Да! дело кончено! Где-то ты, где ты теперь, бедный акцизник, и не чешется ли у тебя лоб, как у молодого козленка, у которого пробиваются рога?
Глава девятая
Влюбленная Бизюкина уже давно слышала сквозь затворенную дверь кабинета то тихое утиное плесканье, то ярые взбрызги и горловые фиоритуры; но все это уже кончилось, а Термосесов не является. Неужто он еще не наговорился с этим своим бессловесным вихрястым князем, или он спит?.. Чего мудреного: ведь он устал с дороги. Или он, может быть, читает?.. Что он читает? И на что ему читать, когда он сам умнее всех, кто пишет?.. Но во время этих впечатлений дверь отворилась, и на пороге предстал мальчик Ермошка с тазом, полным мыльной водой, и не затворил за собою двери, а через это Дарье Николаевне стало все видно.
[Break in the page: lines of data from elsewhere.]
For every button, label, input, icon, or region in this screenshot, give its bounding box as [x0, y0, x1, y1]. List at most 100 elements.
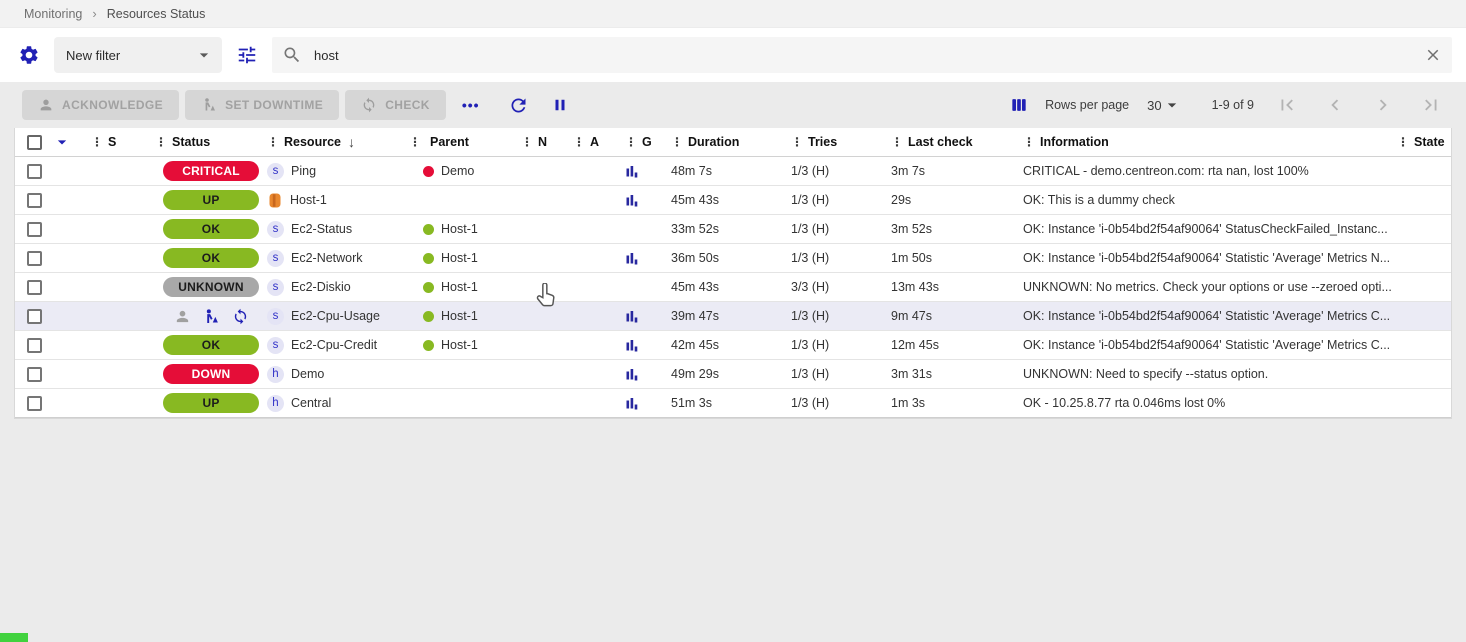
row-checkbox[interactable] — [27, 396, 42, 411]
pause-icon[interactable] — [551, 96, 569, 114]
row-checkbox[interactable] — [27, 367, 42, 382]
resource-cell[interactable]: sEc2-Network — [267, 250, 409, 267]
more-actions-icon[interactable]: ••• — [462, 97, 480, 113]
row-checkbox[interactable] — [27, 309, 42, 324]
table-row[interactable]: UPHost-145m 43s1/3 (H)29sOK: This is a d… — [15, 186, 1451, 215]
status-cell: UP — [155, 393, 267, 413]
parent-name: Host-1 — [441, 251, 478, 265]
table-row[interactable]: UPhCentral51m 3s1/3 (H)1m 3sOK - 10.25.8… — [15, 389, 1451, 418]
duration-cell: 51m 3s — [671, 396, 791, 410]
status-cell: OK — [155, 335, 267, 355]
status-chip: OK — [163, 248, 259, 268]
column-header-a[interactable]: ⋮A — [573, 135, 625, 149]
breadcrumb-monitoring[interactable]: Monitoring — [24, 7, 82, 21]
column-header-n[interactable]: ⋮N — [521, 135, 573, 149]
acknowledge-button[interactable]: ACKNOWLEDGE — [22, 90, 179, 120]
status-cell: UNKNOWN — [155, 277, 267, 297]
select-all-checkbox[interactable] — [27, 135, 42, 150]
pagination-range-label: 1-9 of 9 — [1212, 98, 1254, 112]
row-checkbox[interactable] — [27, 222, 42, 237]
graph-icon[interactable] — [625, 193, 639, 207]
duration-cell: 45m 43s — [671, 193, 791, 207]
column-header-state[interactable]: ⋮State — [1397, 135, 1451, 149]
graph-cell — [625, 367, 671, 381]
column-header-duration[interactable]: ⋮Duration — [671, 135, 791, 149]
refresh-icon[interactable] — [508, 95, 529, 116]
information-cell: OK: This is a dummy check — [1023, 193, 1397, 207]
tries-cell: 1/3 (H) — [791, 164, 891, 178]
resource-name: Ec2-Cpu-Credit — [291, 338, 377, 352]
resource-cell[interactable]: sPing — [267, 163, 409, 180]
row-checkbox[interactable] — [27, 164, 42, 179]
status-chip: OK — [163, 219, 259, 239]
resource-cell[interactable]: hDemo — [267, 366, 409, 383]
set-downtime-button[interactable]: SET DOWNTIME — [185, 90, 339, 120]
resource-cell[interactable]: Host-1 — [267, 192, 409, 209]
resources-table: ⋮S ⋮Status ⋮Resource↓ ⋮Parent ⋮N ⋮A ⋮G ⋮… — [14, 128, 1452, 419]
parent-cell: Host-1 — [409, 309, 521, 323]
next-page-icon[interactable] — [1372, 94, 1394, 116]
first-page-icon[interactable] — [1276, 94, 1298, 116]
edit-columns-icon[interactable] — [1009, 95, 1029, 115]
filter-select[interactable]: New filter — [54, 37, 222, 73]
column-header-tries[interactable]: ⋮Tries — [791, 135, 891, 149]
resource-cell[interactable]: sEc2-Cpu-Credit — [267, 337, 409, 354]
resource-cell[interactable]: sEc2-Cpu-Usage — [267, 308, 409, 325]
rows-per-page-label: Rows per page — [1045, 98, 1129, 112]
table-row[interactable]: OKsEc2-NetworkHost-136m 50s1/3 (H)1m 50s… — [15, 244, 1451, 273]
resource-cell[interactable]: hCentral — [267, 395, 409, 412]
column-header-information[interactable]: ⋮Information — [1023, 135, 1397, 149]
table-row[interactable]: sEc2-Cpu-UsageHost-139m 47s1/3 (H)9m 47s… — [15, 302, 1451, 331]
select-all-dropdown-icon[interactable] — [52, 132, 72, 152]
information-cell: OK - 10.25.8.77 rta 0.046ms lost 0% — [1023, 396, 1397, 410]
duration-cell: 36m 50s — [671, 251, 791, 265]
service-type-badge: s — [267, 308, 284, 325]
row-checkbox[interactable] — [27, 280, 42, 295]
search-input[interactable] — [314, 48, 1412, 63]
check-button[interactable]: CHECK — [345, 90, 446, 120]
last-page-icon[interactable] — [1420, 94, 1442, 116]
last-check-cell: 1m 3s — [891, 396, 1023, 410]
rows-per-page-select[interactable]: 30 — [1147, 95, 1181, 115]
status-cell: UP — [155, 190, 267, 210]
tries-cell: 1/3 (H) — [791, 338, 891, 352]
table-row[interactable]: OKsEc2-Cpu-CreditHost-142m 45s1/3 (H)12m… — [15, 331, 1451, 360]
graph-icon[interactable] — [625, 367, 639, 381]
column-header-status[interactable]: ⋮Status — [155, 135, 267, 149]
row-checkbox[interactable] — [27, 338, 42, 353]
clear-search-icon[interactable] — [1424, 46, 1442, 64]
tries-cell: 1/3 (H) — [791, 222, 891, 236]
advanced-filters-tune-icon[interactable] — [232, 44, 262, 66]
column-header-resource[interactable]: ⋮Resource↓ — [267, 134, 409, 150]
graph-icon[interactable] — [625, 164, 639, 178]
row-checkbox[interactable] — [27, 251, 42, 266]
table-row[interactable]: CRITICALsPingDemo48m 7s1/3 (H)3m 7sCRITI… — [15, 157, 1451, 186]
graph-icon[interactable] — [625, 251, 639, 265]
row-checkbox[interactable] — [27, 193, 42, 208]
drag-handle-icon: ⋮ — [791, 135, 803, 149]
graph-icon[interactable] — [625, 396, 639, 410]
drag-handle-icon: ⋮ — [671, 135, 683, 149]
table-row[interactable]: UNKNOWNsEc2-DiskioHost-145m 43s3/3 (H)13… — [15, 273, 1451, 302]
table-row[interactable]: DOWNhDemo49m 29s1/3 (H)3m 31sUNKNOWN: Ne… — [15, 360, 1451, 389]
settings-gear-icon[interactable] — [14, 44, 44, 66]
search-box — [272, 37, 1452, 73]
column-header-s[interactable]: ⋮S — [91, 135, 155, 149]
previous-page-icon[interactable] — [1324, 94, 1346, 116]
graph-icon[interactable] — [625, 338, 639, 352]
drag-handle-icon: ⋮ — [573, 135, 585, 149]
parent-name: Host-1 — [441, 222, 478, 236]
resource-name: Ec2-Status — [291, 222, 352, 236]
graph-cell — [625, 193, 671, 207]
breadcrumb-resources-status[interactable]: Resources Status — [107, 7, 206, 21]
sort-desc-icon: ↓ — [348, 134, 355, 150]
tries-cell: 1/3 (H) — [791, 251, 891, 265]
column-header-g[interactable]: ⋮G — [625, 135, 671, 149]
drag-handle-icon: ⋮ — [91, 135, 103, 149]
table-row[interactable]: OKsEc2-StatusHost-133m 52s1/3 (H)3m 52sO… — [15, 215, 1451, 244]
column-header-last-check[interactable]: ⋮Last check — [891, 135, 1023, 149]
resource-cell[interactable]: sEc2-Status — [267, 221, 409, 238]
graph-icon[interactable] — [625, 309, 639, 323]
resource-cell[interactable]: sEc2-Diskio — [267, 279, 409, 296]
column-header-parent[interactable]: ⋮Parent — [409, 135, 521, 149]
Вон далеко, в глубине комнаты, маленькая фигурка вихрястого князька, который смотрел в окно, а вон тут же возле него, но несколько ближе, мясистый торс Термосесова. Ревизор и его письмоводитель оба были в дезабилье. Борноволоков был в панталонах и белой как кипень голландской рубашке, по которой через плечи лежали крест-накрест две алые ленты шелковых подтяжек; его маленькая белокурая головка была приглажена, и он еще тщательнее натирал ее металлическою щеткой. Термосесов же стоял весь выпуклый, представляясь и всею своею физиономией и всею фигурой: ворот его рубахи был расстегнут, и далеко за локоть засученные рукава открывали мускулистые и обросшие волосами руки.